NIH grant awarded to investigate how immune system can banish HIV
By Karen Hopkin
Weill Cornell Medicine has received $4.2 million to study how the immune system in some people infected with HIV can keep the virus under control, which could lead to novel therapeutic strategies for thwarting or eliminating HIV.
Brad Jones, associate professor of immunology in medicine in the Division of Infectious Diseases at Weill Cornell Medicine, was awarded a MERIT grant from the National Institute for Allergy and Infectious Diseases (NIAID) at the National Institutes of Health (NIH).
The “Method for Extending Research in Time” (MERIT) grant provides outstanding investigators longer-term support for high-risk, high-reward experiments that could lead to major breakthroughs. Fewer than 5% of funded NIH investigators are selected to receive the prestigious award.
“It’s exciting and rewarding to have the importance of the work recognized in this way,” Jones said. “Not only for me but for the students and technicians and everyone on the team who has been working really hard on the project.”
The human immunodeficiency virus (HIV) is elusive and resilient, evading the immune system by incorporating its genetic material into the host’s DNA – hiding in plain sight inside infected cells that persist despite treatment. Although antiretroviral therapy can reduce HIV in the blood to an undetectable level, these dormant reservoirs continue to survive, ready to re-emerge if therapy is interrupted.
To understand how the virus persists in the body, Jones and his group developed a “patient-derived xenograft” (PDX) mouse model that can replicate the immune system of those rare individuals, dubbed elite controllers, who keep the virus in check – even in the absence of antiretroviral medications.
“What’s remarkable is the degree of immune control of HIV that we see in the person is born out in the model,” Jones said. Both show that much of the HIV hiding in the cells of elite controllers has been banished to gene-poor deserts in the host genome from which the virus is unlikely to be reactivated.
Jones and his team will use the PDX model to explore whether and how immune cells called killer T cells from elite controllers pressure the virus to bury itself in remote locations. They can also assess whether boosting the activity of these killer T cells enhances HIV exile.
His lab will also explore whether HIV can, in some cases, selectively integrate itself into genes that promote cell survival – giving the virus more time to replicate and spread.
“If that’s the case, we have an even tougher problem to solve in our search for a cure,” Jones said. Determining the types of genes that HIV favors could suggest potential therapeutic targets and different treatment approaches. For example, if HIV is protecting the cells it infects by inhibiting apoptosis (cell death), treatment with drugs that promote cell death could diminish HIV’s advantage and empower the immune system to regain the upper hand.

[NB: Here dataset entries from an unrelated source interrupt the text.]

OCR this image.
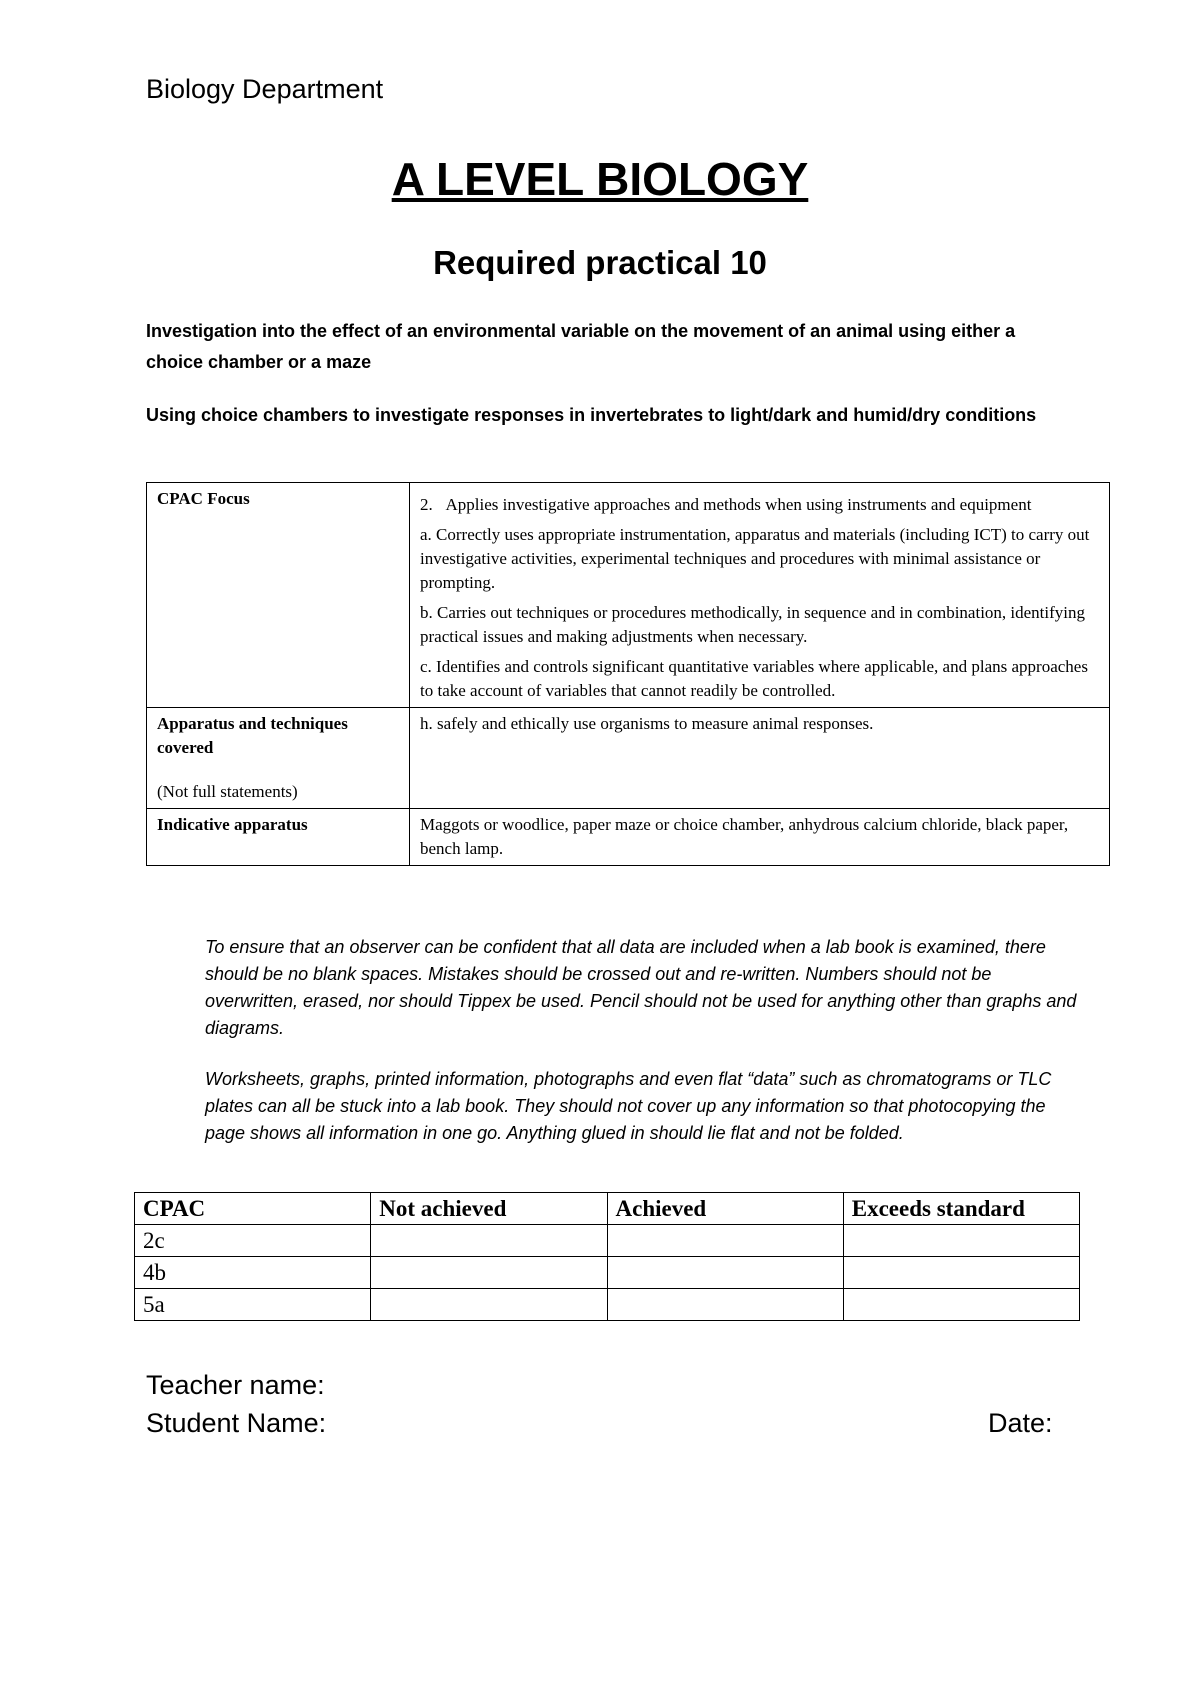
Biology Department
A LEVEL BIOLOGY
Required practical 10
Investigation into the effect of an environmental variable on the movement of an animal using either a choice chamber or a maze
Using choice chambers to investigate responses in invertebrates to light/dark and humid/dry conditions
CPAC Focus	2.   Applies investigative approaches and methods when using instruments and equipment
a. Correctly uses appropriate instrumentation, apparatus and materials (including ICT) to carry out investigative activities, experimental techniques and procedures with minimal assistance or prompting.
b. Carries out techniques or procedures methodically, in sequence and in combination, identifying practical issues and making adjustments when necessary.
c. Identifies and controls significant quantitative variables where applicable, and plans approaches to take account of variables that cannot readily be controlled.

Apparatus and techniques covered
(Not full statements)	h. safely and ethically use organisms to measure animal responses.
Indicative apparatus	Maggots or woodlice, paper maze or choice chamber, anhydrous calcium chloride, black paper, bench lamp.
To ensure that an observer can be confident that all data are included when a lab book is examined, there should be no blank spaces. Mistakes should be crossed out and re-written. Numbers should not be overwritten, erased, nor should Tippex be used. Pencil should not be used for anything other than graphs and diagrams.
Worksheets, graphs, printed information, photographs and even flat “data” such as chromatograms or TLC plates can all be stuck into a lab book. They should not cover up any information so that photocopying the page shows all information in one go. Anything glued in should lie flat and not be folded.
CPAC	Not achieved	Achieved	Exceeds standard
2c			
4b			
5a			
Teacher name:
Student Name:	Date:
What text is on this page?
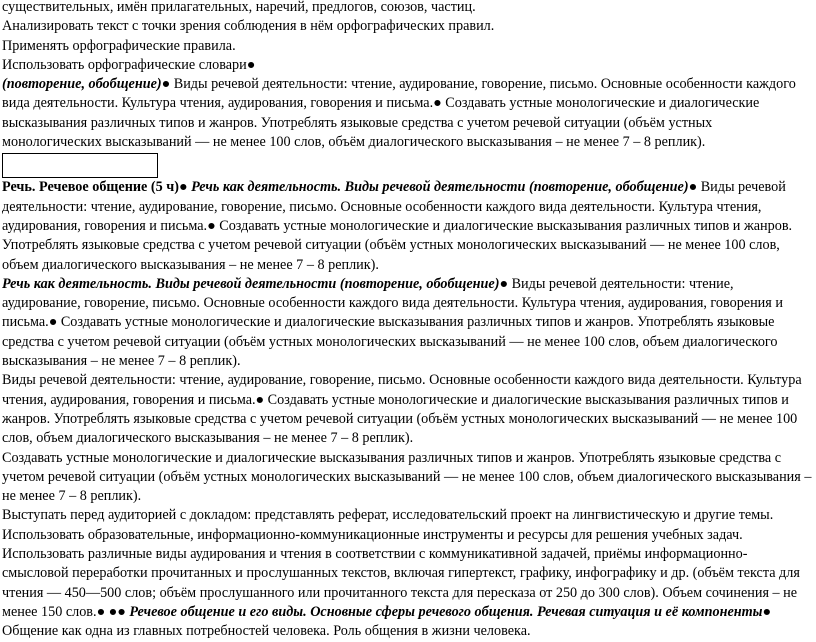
существительных, имён прилагательных, наречий, предлогов, союзов, частиц.

Анализировать текст с точки зрения соблюдения в нём орфографических правил.

Применять орфографические правила.

Использовать орфографические словари●

(повторение, обобщение)● Виды речевой деятельности: чтение, аудирование, говорение, письмо. Основные особенности каждого вида деятельности. Культура чтения, аудирования, говорения и письма.● Создавать устные монологические и диалогические высказывания различных типов и жанров. Употреблять языковые средства с учетом речевой ситуации (объём устных монологических высказываний — не менее 100 слов, объём диалогического высказывания – не менее 7 – 8 реплик).

Речь. Речевое общение (5 ч)● Речь как деятельность. Виды речевой деятельности (повторение, обобщение)● Виды речевой деятельности: чтение, аудирование, говорение, письмо. Основные особенности каждого вида деятельности. Культура чтения, аудирования, говорения и письма.● Создавать устные монологические и диалогические высказывания различных типов и жанров. Употреблять языковые средства с учетом речевой ситуации (объём устных монологических высказываний — не менее 100 слов, объем диалогического высказывания – не менее 7 – 8 реплик).

Речь как деятельность. Виды речевой деятельности (повторение, обобщение)● Виды речевой деятельности: чтение, аудирование, говорение, письмо. Основные особенности каждого вида деятельности. Культура чтения, аудирования, говорения и письма.● Создавать устные монологические и диалогические высказывания различных типов и жанров. Употреблять языковые средства с учетом речевой ситуации (объём устных монологических высказываний — не менее 100 слов, объем диалогического высказывания – не менее 7 – 8 реплик).

Виды речевой деятельности: чтение, аудирование, говорение, письмо. Основные особенности каждого вида деятельности. Культура чтения, аудирования, говорения и письма.● Создавать устные монологические и диалогические высказывания различных типов и жанров. Употреблять языковые средства с учетом речевой ситуации (объём устных монологических высказываний — не менее 100 слов, объем диалогического высказывания – не менее 7 – 8 реплик).

Создавать устные монологические и диалогические высказывания различных типов и жанров. Употреблять языковые средства с учетом речевой ситуации (объём устных монологических высказываний — не менее 100 слов, объем диалогического высказывания – не менее 7 – 8 реплик).

Выступать перед аудиторией с докладом: представлять реферат, исследовательский проект на лингвистическую и другие темы.

Использовать образовательные, информационно-коммуникационные инструменты и ресурсы для решения учебных задач.

Использовать различные виды аудирования и чтения в соответствии с коммуникативной задачей, приёмы информационно-смысловой переработки прочитанных и прослушанных текстов, включая гипертекст, графику, инфографику и др. (объём текста для чтения — 450—500 слов; объём прослушанного или прочитанного текста для пересказа от 250 до 300 слов). Объем сочинения – не менее 150 слов.● ●● Речевое общение и его виды. Основные сферы речевого общения. Речевая ситуация и её компоненты● Общение как одна из главных потребностей человека. Роль общения в жизни человека.
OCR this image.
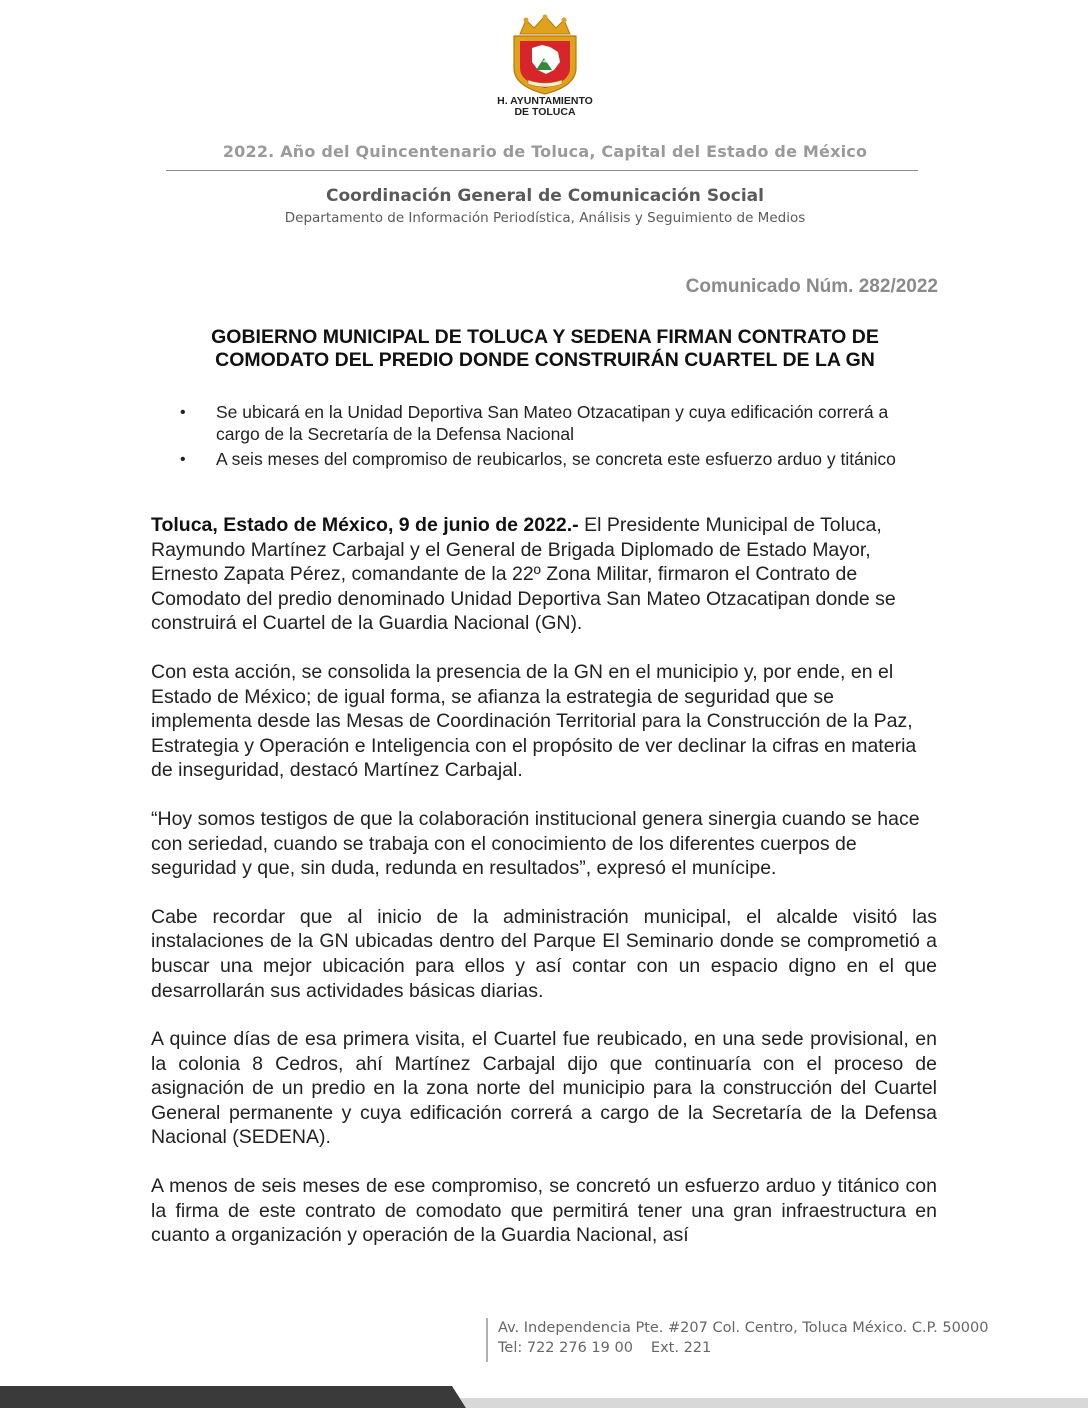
H. AYUNTAMIENTO
DE TOLUCA
2022. Año del Quincentenario de Toluca, Capital del Estado de México
Coordinación General de Comunicación Social
Departamento de Información Periodística, Análisis y Seguimiento de Medios
Comunicado Núm. 282/2022
GOBIERNO MUNICIPAL DE TOLUCA Y SEDENA FIRMAN CONTRATO DE
COMODATO DEL PREDIO DONDE CONSTRUIRÁN CUARTEL DE LA GN
• Se ubicará en la Unidad Deportiva San Mateo Otzacatipan y cuya edificación correrá a cargo de la Secretaría de la Defensa Nacional
• A seis meses del compromiso de reubicarlos, se concreta este esfuerzo arduo y titánico

Toluca, Estado de México, 9 de junio de 2022.- El Presidente Municipal de Toluca, Raymundo Martínez Carbajal y el General de Brigada Diplomado de Estado Mayor, Ernesto Zapata Pérez, comandante de la 22º Zona Militar, firmaron el Contrato de Comodato del predio denominado Unidad Deportiva San Mateo Otzacatipan donde se construirá el Cuartel de la Guardia Nacional (GN).

Con esta acción, se consolida la presencia de la GN en el municipio y, por ende, en el Estado de México; de igual forma, se afianza la estrategia de seguridad que se implementa desde las Mesas de Coordinación Territorial para la Construcción de la Paz, Estrategia y Operación e Inteligencia con el propósito de ver declinar la cifras en materia de inseguridad, destacó Martínez Carbajal.

“Hoy somos testigos de que la colaboración institucional genera sinergia cuando se hace con seriedad, cuando se trabaja con el conocimiento de los diferentes cuerpos de seguridad y que, sin duda, redunda en resultados”, expresó el munícipe.

Cabe recordar que al inicio de la administración municipal, el alcalde visitó las instalaciones de la GN ubicadas dentro del Parque El Seminario donde se comprometió a buscar una mejor ubicación para ellos y así contar con un espacio digno en el que desarrollarán sus actividades básicas diarias.

A quince días de esa primera visita, el Cuartel fue reubicado, en una sede provisional, en la colonia 8 Cedros, ahí Martínez Carbajal dijo que continuaría con el proceso de asignación de un predio en la zona norte del municipio para la construcción del Cuartel General permanente y cuya edificación correrá a cargo de la Secretaría de la Defensa Nacional (SEDENA).

A menos de seis meses de ese compromiso, se concretó un esfuerzo arduo y titánico con la firma de este contrato de comodato que permitirá tener una gran infraestructura en cuanto a organización y operación de la Guardia Nacional, así

Av. Independencia Pte. #207 Col. Centro, Toluca México. C.P. 50000
Tel: 722 276 19 00 Ext. 221
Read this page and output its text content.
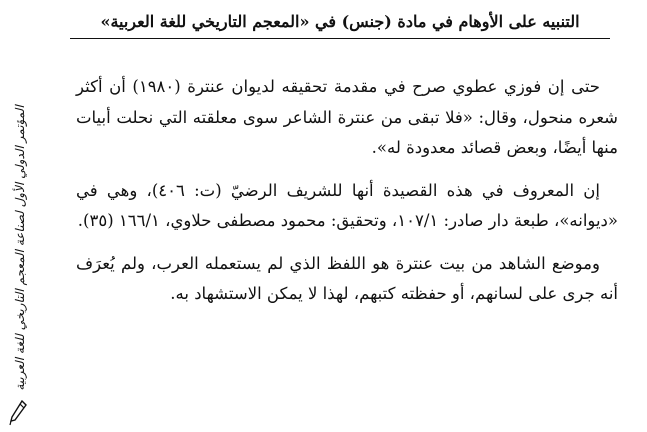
التنبيه على الأوهام في مادة (جنس) في «المعجم التاريخي للغة العربية»

حتى إن فوزي عطوي صرح في مقدمة تحقيقه لديوان عنترة (١٩٨٠) أن أكثر شعره منحول، وقال: «فلا تبقى من عنترة الشاعر سوى معلقته التي نحلت أبيات منها أيضًا، وبعض قصائد معدودة له».

إن المعروف في هذه القصيدة أنها للشريف الرضيّ (ت: ٤٠٦)، وهي في «ديوانه»، طبعة دار صادر: ١٠٧/١، وتحقيق: محمود مصطفى حلاوي، ١٦٦/١ (٣٥).

وموضع الشاهد من بيت عنترة هو اللفظ الذي لم يستعمله العرب، ولم يُعرَف أنه جرى على لسانهم، أو حفظته كتبهم، لهذا لا يمكن الاستشهاد به.

المؤتمر الدولي الأول لصناعة المعجم التاريخي للغة العربية
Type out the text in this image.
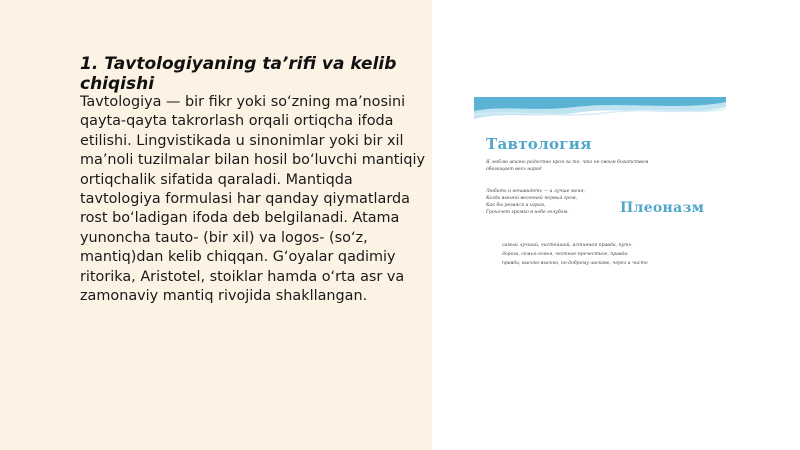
1. Tavtologiyaning ta’rifi va kelib chiqishi

Tavtologiya — bir fikr yoki so‘zning ma’nosini qayta-qayta takrorlash orqali ortiqcha ifoda etilishi. Lingvistikada u sinonimlar yoki bir xil ma’noli tuzilmalar bilan hosil bo‘luvchi mantiqiy ortiqchalik sifatida qaraladi. Mantiqda tavtologiya formulasi har qanday qiymatlarda rost bo‘ladigan ifoda deb belgilanadi. Atama yunoncha tauto- (bir xil) va logos- (so‘z, mantiq)dan kelib chiqqan. G‘oyalar qadimiy ritorika, Aristotel, stoiklar hamda o‘rta asr va zamonaviy mantiq rivojida shakllangan.

Тавтология
Я люблю жизнь радостно кроя за то, что не своим богатством
обогащает весь народ
Любить и ненавидеть — и лучше меня,
Когда вьюгой весенней первый гром,
Как бы резвяся и играя,
Грохочет громко в небе голубом.	Плеоназм
самый лучший, чистейший, истинная правда, путь-
дорога, семья-семья, честное-пречестное, правда-
правда, высоко-высоко, по-доброму-ласково, через и чисто
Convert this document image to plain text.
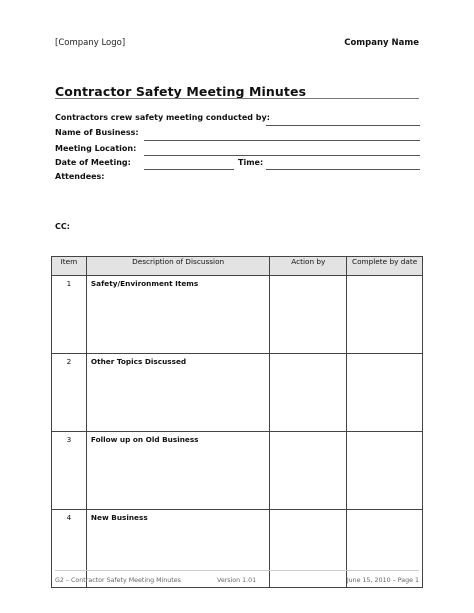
[Company Logo]	Company Name
Contractor Safety Meeting Minutes
Contractors crew safety meeting conducted by:
Name of Business:
Meeting Location:
Date of Meeting:	Time:
Attendees:
CC:
Item	Description of Discussion	Action by	Complete by date
1	Safety/Environment Items		
2	Other Topics Discussed		
3	Follow up on Old Business		
4	New Business		
G2 – Contractor Safety Meeting Minutes	Version 1.01	June 15, 2010 – Page 1
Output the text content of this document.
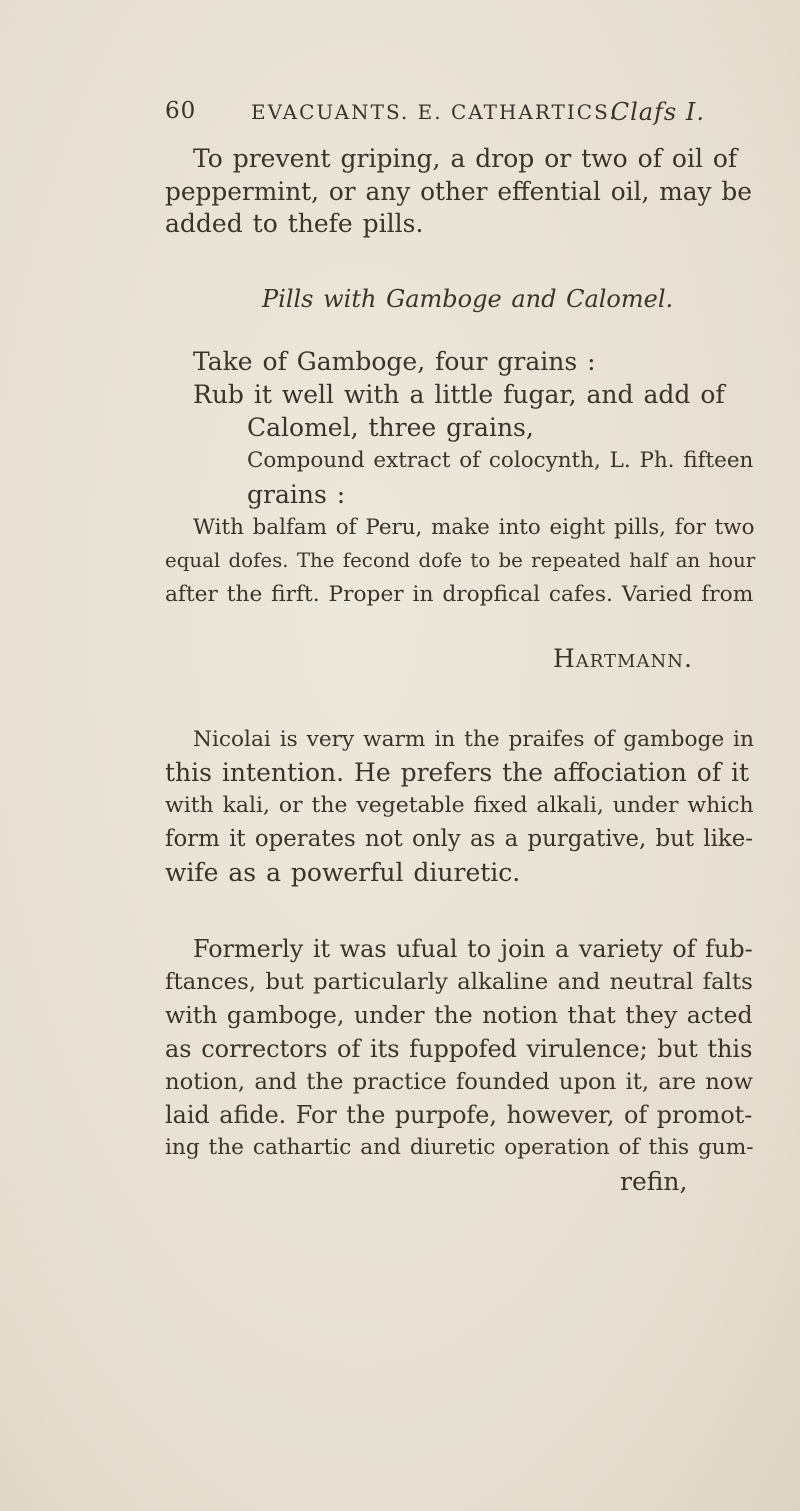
60	EVACUANTS. E. CATHARTICS.
Clafs I.
To prevent griping, a drop or two of oil of
peppermint, or any other effential oil, may be
added to thefe pills.
Pills with Gamboge and Calomel.
Take of Gamboge, four grains :
Rub it well with a little fugar, and add of
Calomel, three grains,
Compound extract of colocynth, L. Ph. fifteen
grains :
With balfam of Peru, make into eight pills, for two
equal dofes. The fecond dofe to be repeated half an hour
after the firft. Proper in dropfical cafes. Varied from
Hartmann.
Nicolai is very warm in the praifes of gamboge in
this intention. He prefers the affociation of it
with kali, or the vegetable fixed alkali, under which
form it operates not only as a purgative, but like-
wife as a powerful diuretic.
Formerly it was ufual to join a variety of fub-
ftances, but particularly alkaline and neutral falts
with gamboge, under the notion that they acted
as correctors of its fuppofed virulence; but this
notion, and the practice founded upon it, are now
laid afide. For the purpofe, however, of promot-
ing the cathartic and diuretic operation of this gum-
refin,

Building a map of the sites where the virus integrates into the host genome could also allow researchers to evaluate the effectiveness of a therapy based on how well it exiles HIV. “If we can sequester enough of the remaining virus that it’s not going to come back in that person’s lifetime, we’ll be that much closer to a cure,” Jones said.
Karen Hopkin is a freelance writer for Weill Cornell Medicine.